Significantly, the Bill exempted the uploaders themselves (and still does).
Given the revised Broadcasting Act will likely serve for another three decades, it was odd to give away exemptions to such powerful media companies as Google and Facebook. Netflix obviously doesn’t get that exemption and neither will any Canadian TV companies.
It’s not surprising that a majority of MPs on the Committee thought it was a bad idea.
But here’s the twist in the story.
The Tories on the Committee knew very well that censoring social media posts was not on the menu. In fact theyweren’t opposed to dropping the exemption. They are just fine regulating Facebook and YouTube if those platforms get into broadcasting.

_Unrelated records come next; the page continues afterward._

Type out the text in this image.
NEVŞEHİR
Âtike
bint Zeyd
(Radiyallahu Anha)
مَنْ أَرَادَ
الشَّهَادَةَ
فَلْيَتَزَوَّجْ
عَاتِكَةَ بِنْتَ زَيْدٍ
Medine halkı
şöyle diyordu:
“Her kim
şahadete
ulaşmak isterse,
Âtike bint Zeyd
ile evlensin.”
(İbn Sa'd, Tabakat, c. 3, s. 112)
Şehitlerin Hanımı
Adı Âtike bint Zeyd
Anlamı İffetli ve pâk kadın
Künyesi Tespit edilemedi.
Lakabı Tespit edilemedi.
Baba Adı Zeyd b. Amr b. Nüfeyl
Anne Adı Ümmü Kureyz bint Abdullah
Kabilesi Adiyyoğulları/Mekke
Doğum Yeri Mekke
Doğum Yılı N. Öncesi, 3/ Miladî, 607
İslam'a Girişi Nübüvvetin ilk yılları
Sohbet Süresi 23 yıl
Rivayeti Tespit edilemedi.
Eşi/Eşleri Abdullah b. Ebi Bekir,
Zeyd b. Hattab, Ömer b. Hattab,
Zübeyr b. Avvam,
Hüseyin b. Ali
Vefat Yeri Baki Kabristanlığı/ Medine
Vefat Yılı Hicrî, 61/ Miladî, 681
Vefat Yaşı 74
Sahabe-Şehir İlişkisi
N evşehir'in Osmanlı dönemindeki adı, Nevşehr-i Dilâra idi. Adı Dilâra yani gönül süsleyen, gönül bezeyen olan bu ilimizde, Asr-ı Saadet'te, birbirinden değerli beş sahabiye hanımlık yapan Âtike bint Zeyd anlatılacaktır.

To make the point, during Committee proceedings, CPC MP Kevin Waugh pointed out that Facebook and YouTube are already experimenting with broadcasting:
Thank you, Mr. Chair. We are seeing a lot of non-broadcasters going on Facebook and so on. Even now YouTube has major league baseball and yesterday offered a game with the Houston Astros on YouTube.
But for reasons best known to themselves, the Tories wanted a blanket exemption for social media platforms with fewer than 250,000 subscribers or $50 million in annual revenues. When they didn’t convince the other MPs, somebody at O’Toole HQ must have seen an opportunity to run the skull and crossbones up the mainmast.
The Tories have been effective enough that the Liberals are going to introduce an amendment to make it even more explicit that social media posts won’t be regulated.
O’Toole will continue to slow the Committee consideration of the stack of 118 amendments on the order table before the Bill can go back to the House for Third Reading. Then expect the Tories in the Senate to hold up C-10 this summer.
Meanwhile in California, Big Tech is having a big laugh on Canada.
2.1 A person who uses a social media service to upload programs for transmission over the Internet and reception by other users of the service — and who is not the provider of the service or the provider’s affiliate, or the agent or mandatary of either of them — does not, by the fact of that use, carry on a broadcasting undertaking for the purposes of this Act.